Answer
(a) 1.0 M HCl is the most acidic solution.
Work Step by Step
(a) Since HCl is a strong acid: $[H_3O^+] = [HCl]_{initial}$
$$pH = -log(1.0) = 0.00$$
(b) 1. Draw the ICE table for this equilibrium:
$$\begin{vmatrix}
Compound& [ HF ]& [ F^- ]& [ H_3O^+ ]\\
Initial& 2.0 & 0 & 0 \\
Change& -x& +x& +x\\
Equilibrium& 2.0 -x& 0 +x& 0 +x\\
\end{vmatrix}$$
2. Write the expression for $K_a$, and substitute the concentrations:
- The exponent of each concentration is equal to its balance coefficient.

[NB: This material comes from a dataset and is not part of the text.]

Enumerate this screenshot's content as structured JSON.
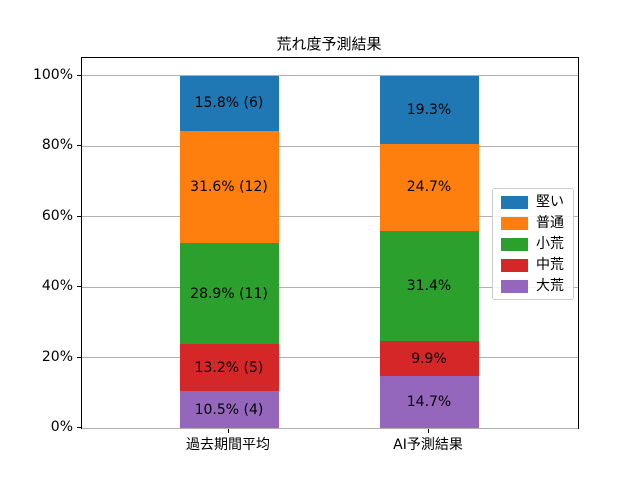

$$K_a = \frac{[Products]}{[Reactants]} = \frac{[ F^- ][ H_3O^+ ]}{[ HF ]}$$
$$K_a = \frac{(x)(x)}{[ HF ]_{initial} - x}$$
3. Assuming $ 2.0 \gt\gt x:$
$$K_a = \frac{x^2}{[ HF ]_{initial}}$$
$$x = \sqrt{K_a \times [ HF ]_{initial}} = \sqrt{ 6.8 \times 10^{-4} \times 2.0 }$$
$x = 0.037 $
4. Test if the assumption was correct:
$$\frac{ 0.037 }{ 2.0 } \times 100\% = 1.9 \%$$
5. The percent is less than 5%. Thus, it is correct to say that $x = 0.037 $
6. $$[H_3O^+] = x = 0.037 $$
7. Calculate the pH:
$$pH = -log[H_3O^+] = -log( 0.037 ) = 1.43 $$
(c) As we saw in example 16.10, the $K_a$ for HClO is negligible compared to the same for HF. Thus, we can neglect the contribution of HClO to the pH:
3. Assuming $ 1.0 \gt\gt x:$
$$K_a = \frac{x^2}{[ HF ]_{initial}}$$
$$x = \sqrt{K_a \times [ HF ]_{initial}} = \sqrt{ 6.8 \times 10^{-4} \times 1.0 }$$
$x = 0.026 $
4. Test if the assumption was correct:
$$\frac{ 0.026 }{ 1.0 } \times 100\% = 2.6 \%$$
5. The percent is less than 5%. Thus, it is correct to say that $x = 0.026 $
6. $$[H_3O^+] = x = 0.026 $$
7. Calculate the pH:
$$pH = -log[H_3O^+] = -log( 0.026 ) = 1.59 $$